To be part of a consumer packaged goods company means to be part of a very large family, a group of sister companies and various subsidiaries that sell everyday brands to people every day. The Nestlé family consists of more than 300,000 people in 150 countries and regions, produces more than 10,000 different products, and sells more than 1 billion products every day.
From morning to night, from birth to old age, Nestlé produces products every day. This is billions of dollars in annual revenue, thousands of employees and various other industries that are positively affected.
Compared with mature markets in Europe and North America, there is still huge potential for buyer base growth for many brands in the East Asia and Southeast Asian regions.
In addition, as the process of urbanization continues, many rural families will move to cities, thereby expanding the urban consumer base. Encouraging to try new categories, develop new products to capture more consumption opportunities, and further explore in low-end cities will effectively help Nestlé attract more consumers.
The key to success in the industry is inevitably being able to respond flexibly to competition and flexibly adapt to the latest and greatest consumer trends. The needs and demands of consumers are undergoing tremendous changes, and the markets in which we operate daily are also changing.
Therefore, many large consumer good manufacturing organizations (such as Nestlé) have designated teams responsible for generating market research, insights, and consumer behavior analysis. Ultimately, big data and research push our products to a top-notch level.

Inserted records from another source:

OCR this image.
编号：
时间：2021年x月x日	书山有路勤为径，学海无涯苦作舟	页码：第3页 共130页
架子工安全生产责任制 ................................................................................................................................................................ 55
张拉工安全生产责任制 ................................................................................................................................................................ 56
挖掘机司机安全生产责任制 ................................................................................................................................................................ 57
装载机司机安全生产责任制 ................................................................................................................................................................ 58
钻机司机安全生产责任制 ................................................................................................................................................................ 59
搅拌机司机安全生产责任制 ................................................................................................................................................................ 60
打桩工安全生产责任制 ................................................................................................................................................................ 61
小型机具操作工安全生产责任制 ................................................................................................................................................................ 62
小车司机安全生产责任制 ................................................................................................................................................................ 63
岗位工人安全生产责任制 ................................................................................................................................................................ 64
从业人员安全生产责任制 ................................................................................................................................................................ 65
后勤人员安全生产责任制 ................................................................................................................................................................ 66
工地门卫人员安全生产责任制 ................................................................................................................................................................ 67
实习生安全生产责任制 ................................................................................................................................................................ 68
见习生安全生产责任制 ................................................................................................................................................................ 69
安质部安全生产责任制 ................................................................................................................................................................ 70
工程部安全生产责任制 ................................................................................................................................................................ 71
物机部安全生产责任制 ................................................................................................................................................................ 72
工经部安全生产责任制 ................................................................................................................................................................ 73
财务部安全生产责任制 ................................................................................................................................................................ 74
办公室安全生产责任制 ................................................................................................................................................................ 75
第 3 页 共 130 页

However, it is the talents behind our brand that bring expertise, ideological diversity and innovative ideas that provide impetus to our daily processes.
In the first quarter, demand for products deemed daily necessities was strong, including cooking products, Purina PetCare, coffee (driven by Starbucks demand), and Nestlé Health Sciences. At the same time, sales of sweets and ice cream have fallen because of reduced impulse purchases and gift-giving demand.
All markets have undergone a major shift from outdoor consumption to household consumption. The companies most affected include Nestlé Professional, Nespresso boutiques (98% closed by the end of March), and outdoor water channels. These businesses account for about 10% of the company’s sales.
Most of Nestlé’s markets (especially North America and Europe) have experienced short-term consumer inventory storage-in EMENA in March and the Americas in the second half of March.
Although the Americas grew organically by 7.4% during the reporting period, sales in China dropped sharply due to travel restrictions and limited consumer inventory, high exposure of outdoor channels, and supply chain challenges related to the Chinese New Year.
In terms of mergers and acquisitions, the company is exploring the potential sales of its Lulu peanut milk and canned rice porridge business in China, but it will retain and develop its Nescafé ready-to-drink coffee business, which also operates on the Lulu supply chain platform .
Its sale of its US ice cream business to Froneri for $4 billion ended on January 31, and the sale of a 60% stake in Herta’s deli business to Casa Tarradellas is expected to be completed in the first half of 2020.
The company is expanding its medical nutrition business by acquiring Zenpep gastrointestinal drugs from Allergan, which is expected to close in the second quarter, and in April it acquired the pet food business Lily’s Kitchen.
As a manufacturer of consumer packaged goods, there is fierce competition for retail shelf space and consumer shelf space in consumer homes. The industry has become increasingly market-driven to promote connections between people and the brands they wish to love. Moreover, in recent years, innovation has become a key element in all areas of the industry to produce high consumer satisfaction results and attract brand loyal customers.